EDP Renewables North America (former names: Zilkha Renewable Energy and Horizon Wind Energy) and its subsidiaries develop, construct, own, and operate wind farms and solar parks throughout North America.

Headquartered in Houston, Texas, with 58 wind farms and 9 solar parks, EDP Renewables North America (EDPR NA) operates more than 8,200 megawatts (MW) of renewable energy projects in 14 U.S. states (Arizona, California, Illinois, Indiana, Iowa, Kansas, Minnesota, Nevada, New York, Ohio, Oklahoma, Oregon, Texas, South Carolina, Washington, and Wisconsin) as well as in Canada and Mexico.

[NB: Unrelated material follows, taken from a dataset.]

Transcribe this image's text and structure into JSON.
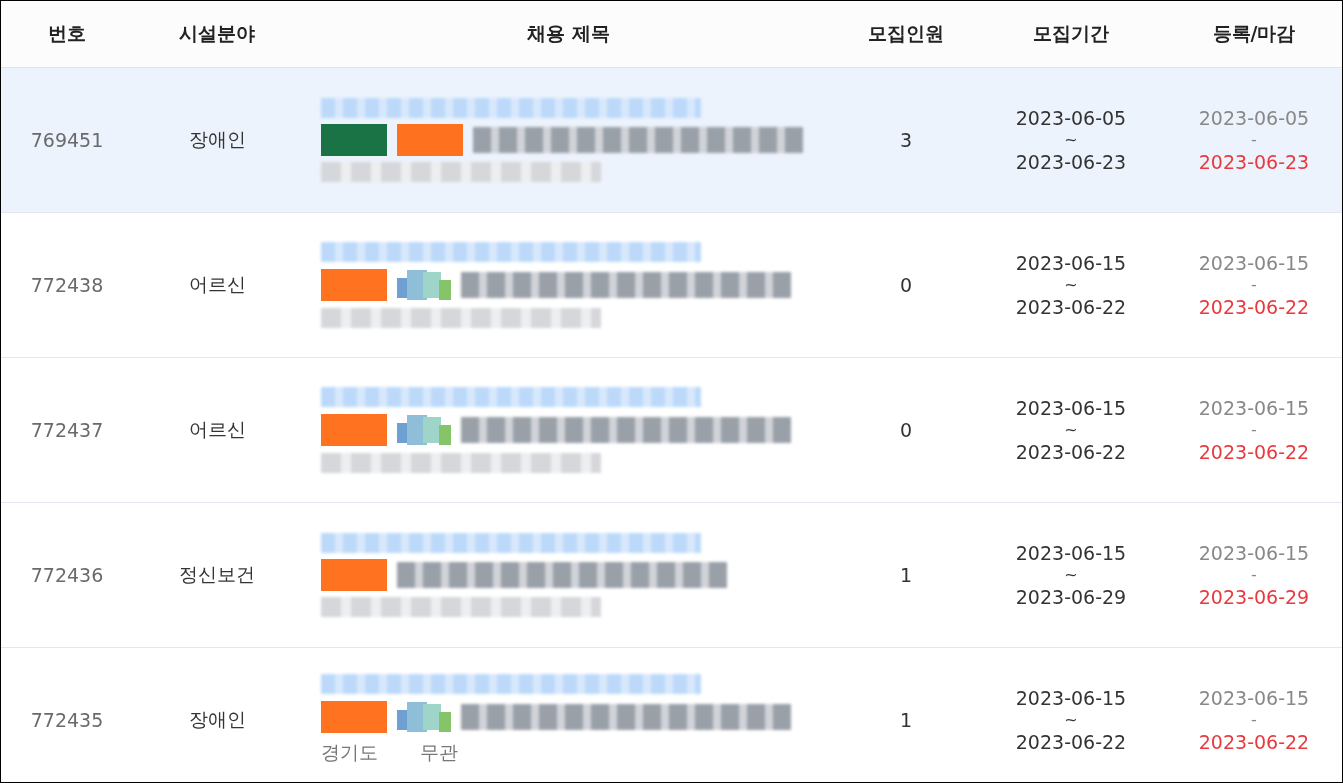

EDPR NA is owned by EDP Renewables (EDPR), a company that develops, constructs, owns, and operates renewable electricity generation facilities. EDPR has grown significantly in recent years and is currently present in 14 countries (Belgium, Brazil, Canada, Colombia, France, Greece, Italy, Mexico, Poland, Portugal, Romania, Spain, the United Kingdom, and the United States). EDPR is the world’s fourth-largest wind energy producer, and EDPR NA represents EDPR’s largest market in terms of installed capacity and production.

History
In 2005, the company (then called Zilkha Renewable Energy, and owned by Selim Zilkha and Michael Zilkha) was purchased by investment bank Goldman Sachs for an undisclosed sum and renamed Horizon Wind Energy. In 2007, the company was acquired by Energias de Portugal for $2.15 billion and later renamed EDP Renewables North America.